# 2013 Corn bookings



## Vol

Agnews on 2013 corn futures....

Regards, Mike

http://www.agweb.com...ures_could_pay/


----------



## swmnhay

_Analysists and smart guys ignored the dry weather pattern we have had fo last 12 + months.Alot of corn is contracted at awfully low prices for this yr.local elevator told me avg price of corn contracted for this fall is $5.30 OUCH!So called smart guys were telling us to contract because corn was going to 4 last spring._


----------



## Vol

swmnhay said:


> _Analysists and smart guys ignored the dry weather pattern we have had fo last 12 + months.Alot of corn is contracted at awfully low prices for this yr.local elevator told me avg price of corn contracted for this fall is $5.30 OUCH!So called smart guys were telling us to contract because corn was going to 4 last spring._


Yeah, I hear you Cy, but dont you think corn has about maxed out?? $8.00+ change

Regards, Mike


----------



## swmnhay

Vol said:


> Yeah, I hear you Cy, but dont you think corn has about maxed out?? $8.00+ change
> 
> Regards, Mike


I'm not sure,thhe markets are determined by CBOT and speculators.I'd like to comtract out for 3 yrs at these prices but to be honest I'm afraid to.A guy could contract for say 7.50 for 2013 and drought worsens and price goes to 12 and have no corn to fill contract?RA insurance has thrown another twist in to marketing,but I don't want to use ins $ to pay off bad contracts.

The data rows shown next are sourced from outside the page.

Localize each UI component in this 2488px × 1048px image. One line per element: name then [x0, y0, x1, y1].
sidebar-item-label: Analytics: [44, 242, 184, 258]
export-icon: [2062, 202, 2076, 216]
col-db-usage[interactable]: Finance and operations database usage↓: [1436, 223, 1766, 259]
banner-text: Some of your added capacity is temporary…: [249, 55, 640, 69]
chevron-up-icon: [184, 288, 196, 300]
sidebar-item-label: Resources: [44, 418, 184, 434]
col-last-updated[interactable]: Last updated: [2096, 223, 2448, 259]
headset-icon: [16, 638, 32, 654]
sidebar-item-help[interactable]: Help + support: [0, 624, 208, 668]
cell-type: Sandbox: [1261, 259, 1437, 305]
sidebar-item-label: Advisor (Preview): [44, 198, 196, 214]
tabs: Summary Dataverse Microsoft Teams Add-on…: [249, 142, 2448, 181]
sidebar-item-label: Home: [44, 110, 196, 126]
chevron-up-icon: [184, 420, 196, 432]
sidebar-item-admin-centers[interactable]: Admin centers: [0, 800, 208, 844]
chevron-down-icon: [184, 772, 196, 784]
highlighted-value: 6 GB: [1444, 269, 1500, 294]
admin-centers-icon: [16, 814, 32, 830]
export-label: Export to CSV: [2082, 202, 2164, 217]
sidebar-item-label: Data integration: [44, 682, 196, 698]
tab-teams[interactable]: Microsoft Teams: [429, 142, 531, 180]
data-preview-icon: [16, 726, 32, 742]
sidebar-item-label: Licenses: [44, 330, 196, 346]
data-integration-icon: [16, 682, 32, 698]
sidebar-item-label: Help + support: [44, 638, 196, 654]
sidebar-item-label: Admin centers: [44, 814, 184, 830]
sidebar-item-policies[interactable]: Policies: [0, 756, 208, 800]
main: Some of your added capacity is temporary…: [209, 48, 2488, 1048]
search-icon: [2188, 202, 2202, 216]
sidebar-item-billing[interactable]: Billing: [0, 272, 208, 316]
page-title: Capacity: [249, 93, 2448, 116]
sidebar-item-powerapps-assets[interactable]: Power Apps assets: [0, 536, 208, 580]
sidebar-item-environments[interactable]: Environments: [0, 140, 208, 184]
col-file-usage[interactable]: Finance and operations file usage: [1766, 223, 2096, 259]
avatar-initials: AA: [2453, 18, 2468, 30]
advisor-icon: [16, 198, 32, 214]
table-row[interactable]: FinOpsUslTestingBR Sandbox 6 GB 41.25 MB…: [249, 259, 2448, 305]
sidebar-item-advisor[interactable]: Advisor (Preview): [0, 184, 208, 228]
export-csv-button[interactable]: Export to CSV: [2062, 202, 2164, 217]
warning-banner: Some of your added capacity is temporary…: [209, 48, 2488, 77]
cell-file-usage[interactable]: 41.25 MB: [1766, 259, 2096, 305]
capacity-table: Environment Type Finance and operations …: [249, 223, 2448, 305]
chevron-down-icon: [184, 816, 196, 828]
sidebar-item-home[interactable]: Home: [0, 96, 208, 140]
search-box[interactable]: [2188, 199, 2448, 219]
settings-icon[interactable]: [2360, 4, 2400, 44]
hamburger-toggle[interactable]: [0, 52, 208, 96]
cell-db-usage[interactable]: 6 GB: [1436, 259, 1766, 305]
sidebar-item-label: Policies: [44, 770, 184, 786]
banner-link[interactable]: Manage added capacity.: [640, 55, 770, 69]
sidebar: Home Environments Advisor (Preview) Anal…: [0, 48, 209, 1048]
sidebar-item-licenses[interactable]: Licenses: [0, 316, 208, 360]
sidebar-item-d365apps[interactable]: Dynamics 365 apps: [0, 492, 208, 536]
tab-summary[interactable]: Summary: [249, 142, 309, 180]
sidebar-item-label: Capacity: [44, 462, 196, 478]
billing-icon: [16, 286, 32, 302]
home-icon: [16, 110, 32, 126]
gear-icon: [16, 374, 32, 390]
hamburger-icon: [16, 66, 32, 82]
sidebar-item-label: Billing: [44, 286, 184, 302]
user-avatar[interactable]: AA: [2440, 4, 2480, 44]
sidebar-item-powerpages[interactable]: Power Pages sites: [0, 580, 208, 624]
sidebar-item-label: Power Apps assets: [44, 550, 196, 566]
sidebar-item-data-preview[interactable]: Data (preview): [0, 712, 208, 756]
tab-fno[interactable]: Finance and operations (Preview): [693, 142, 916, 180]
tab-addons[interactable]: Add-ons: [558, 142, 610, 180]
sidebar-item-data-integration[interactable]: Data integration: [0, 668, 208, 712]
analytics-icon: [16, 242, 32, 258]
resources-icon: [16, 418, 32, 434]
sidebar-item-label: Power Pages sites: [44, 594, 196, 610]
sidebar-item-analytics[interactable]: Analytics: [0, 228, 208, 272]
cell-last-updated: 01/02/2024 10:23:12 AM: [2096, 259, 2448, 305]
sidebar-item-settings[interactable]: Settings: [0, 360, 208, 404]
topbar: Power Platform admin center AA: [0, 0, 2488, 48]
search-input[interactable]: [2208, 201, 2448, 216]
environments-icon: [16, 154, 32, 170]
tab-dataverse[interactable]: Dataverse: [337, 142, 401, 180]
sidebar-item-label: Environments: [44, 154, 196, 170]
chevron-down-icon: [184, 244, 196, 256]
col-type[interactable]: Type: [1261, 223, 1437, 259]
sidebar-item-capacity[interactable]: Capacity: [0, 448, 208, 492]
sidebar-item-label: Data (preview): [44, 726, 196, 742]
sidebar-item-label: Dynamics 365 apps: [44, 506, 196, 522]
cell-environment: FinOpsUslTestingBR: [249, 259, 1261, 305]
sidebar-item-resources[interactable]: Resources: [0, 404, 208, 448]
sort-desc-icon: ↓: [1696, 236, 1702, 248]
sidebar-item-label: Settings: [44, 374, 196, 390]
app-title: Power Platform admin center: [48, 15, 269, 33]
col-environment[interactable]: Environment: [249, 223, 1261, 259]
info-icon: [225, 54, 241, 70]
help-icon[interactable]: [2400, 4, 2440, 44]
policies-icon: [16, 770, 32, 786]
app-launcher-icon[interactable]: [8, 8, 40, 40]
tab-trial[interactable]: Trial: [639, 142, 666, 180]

Looks like can only get $5.80 at elevator for fall of 13.

Short the board?could have huge margin calls.

Buy puts?Very expensive.

Do it like I have been doing it?Wait till harvest and store if low.Sell if decent price.

I've never sold a bushell of grain until after it has been harvested but I m looking at doing some for next yr,But how?


----------



## NDVA HAYMAN

Nobody can guess what the weather is gonna be like next year. I think it's gonna take a lot of moisture to get water levels back up where they need to be. I am like Cy, I wait to see what is happening before I book anything. Lot of guys around here booked some cheap corn. I don't do futures and I don't buy insurance yet. I am my own insurance co. whether it is right or wrong. Getting ready to combine in 2 weeks, so we will see how it goes. Looking forward to some $8.00 corn hopefully. Crop looks good.


----------



## mlappin

With all the rain we've had the last 5-6 weeks we are only 1" behind for the year. BUT...last time it got this close to this dry, it lasted two years and the second was worst than the first. I'm going to move a few thousand bushels for 2013 so if it drops like a rock I can say I sold corn at $$$ instead of what will be the current 2013 price...I just won't say how many bushels if anybody asks


----------